It’s been 44 years since the Beatles began their quest for world domination and became culturally ubiquitous mainstays. Ringo Starr, the band’s drummer, is now 67-years-old. He and Paul McCartney are sadly now the only Beatles left. Thankfully, Ringo’s new record “Liverpool 8,” (the number indicating his neighborhood in Liverpool) showcases exactly what one expects from a Ringo record.
As a songwriter, Ringo always paled next to his other band-mates. But then again, John Lennon, Paul McCartney and George Harrison were all titans in their prime. No one can blame Ringo for not being able to measure up to that bar. That being said, Ringo did write two notable Beatles classics in “Octopus’ Garden” and “Don’t Pass Me By,” so he’s still worthy. But as a solo artist, with the exception of “It Don’t Come Easy,” he’s rarely gotten his due.
“Liverpool 8″ is a complete nostalgia trip. The title track is shockingly vital and gorgeous. It stands among his best singles to date. That is somewhat surprising considering that it’s been a while since he really delivered a memorable single. His albums are usually reasonably decent, but how many songs from his solo career have really infiltrated your mind and not left? The title track to “Liverpool 8,” sticks with you in a classically Beatle-like way.
One of many tracks co-written with Dave Stewart of the Eurhythmics, the song chronicles Starr’s rise with the Beatles from working-class boys from Liverpool to all-around superstars. Sure, George Harrison did this kind of track at least twice with his hits “All Those Years Ago” and “When We Was Fab,” (the latter being hugely under-rated!) and just about all of Paul’s last album, last year’s excellent “Memory Almost Full,” was built around such self-celebration, but here, from Ringo’s perspective, the whole experience is told in such wide-eyed awe.
More so than with any of the rest of them, you get the feeling that Ringo knows exactly how lucky he is, considering he replaced original drummer Pete Best right before the band took off. It probably scares him to death to think that if things had gone a slight bit differently, Pete Best could’ve been living the high life instead. It is this sense of good fortune that adds sweetness to the song. The song has the strong aroma of pride.
By far, that opener is the best song in the record, but nowhere does Ringo embarrass himself in any way. He continues to be the jovial, enjoyable, unique personality generations have come to love. Love, in fact seems to be his favorite topic. Four tracks have the word in the title. Perhaps the best is “If It’s Love That You Want,” which possesses a very plucky early-period Beatle-esque quality. It equally recalls “From Me To You” and “Come And Get It.” The other three love themed songs are the gentle, “Love Is,” the slow, mellow, goovier, “Tuff Love,” and the funked-up “For Love,” which sounds like something Lennon would’ve recorded somewhere around the time of “Cold Turkey” or “Power To The People.” The latter is a very big song, and it serves Ringo very well.
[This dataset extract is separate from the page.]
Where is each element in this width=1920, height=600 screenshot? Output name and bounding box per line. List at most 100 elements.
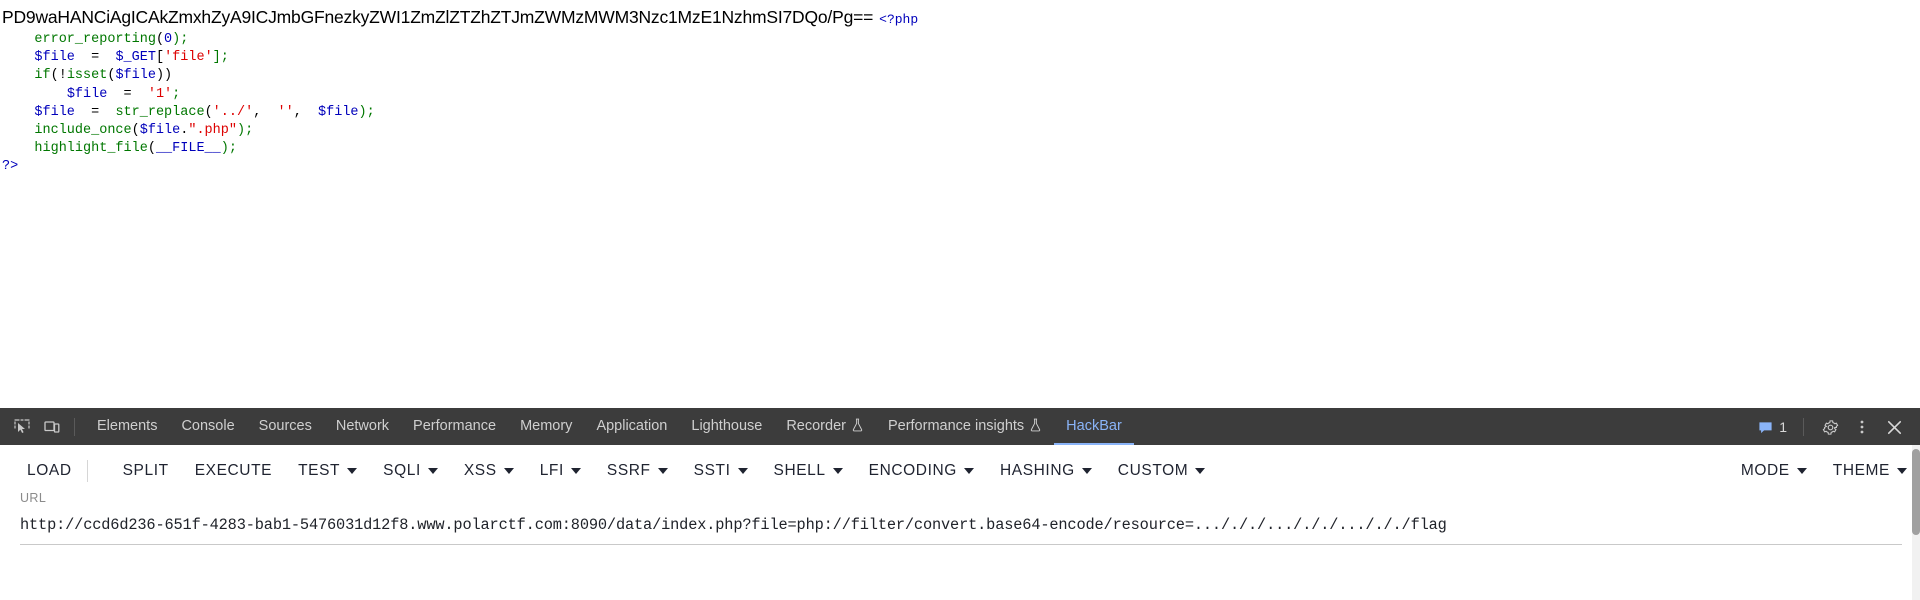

“Think About You” also recalls the early seventies, and seems dated, but in the long-run, this really doesn’t matter. It’s an enjoyable track, despite the fact that the background singing recalls the cheesiest moments on the Traveling Wilburys’ records.
“Gone are the Days” has some nicely tweaked-out doses of psychedelia, but the sense of innovation felt in the opening notes is slightly diminished when one realizes that the chorus consists of the once-again recycled phrase of “It Don’t Come Easy.” It makes what could have been something really cool, come off as a mere rehash.
“Give It A Try” also sounds a little like an early Beatles out-take. The kind of song you’d expect would have been delegated to Ringo on “Please Please Me.” It’s a pleasant, vaguely skiffle-fueled boogie.
“Harry’s Song” has an almost tin-pan alley vibe whereas “Pasodobles” interestingly casts Ringo as mellow Latin crooner.
“Liverpool 8″ as an album does not strike up a revolution. It doesn’t change Ringo’s image in any way, shape or form. Instead, it’s a statement that he can still deliver a reasonably good record. His voice hasn’t really changed that much over the years and he has aged extremely well.
Like McCartney’s last two records, “Liverpool 8″ has a strong sense of revitalization. No doubt, the two of them are in similar boats. Watching their friend George Harrison die of cancer a few years ago must’ve left lasting scars, and from their musical output since, it also seems to have firmly placed both of them focused and in the moment. It’s as if they’ve realized that time is a finite commodity, and that there isn’t enough time any more to make sub-par records. Let’s hope Paul and Ringo continue to make enjoyable records for many years to come.
An interesting side note: Currently, EMI seems to be having a great deal of business related problems. Job cuts were just announced and many artists on the label’s roster are wonder if the company is equipped to properly promote them. Recently, McCartney angrily parted ways with EMI subsidiary, Capitol in order to record for Starbucks’ label. It should be noted that against the trend, “Liverpool 8″ marks Ringo’s return to the Capitol roster after spending the last few years recording for the indie label Koch.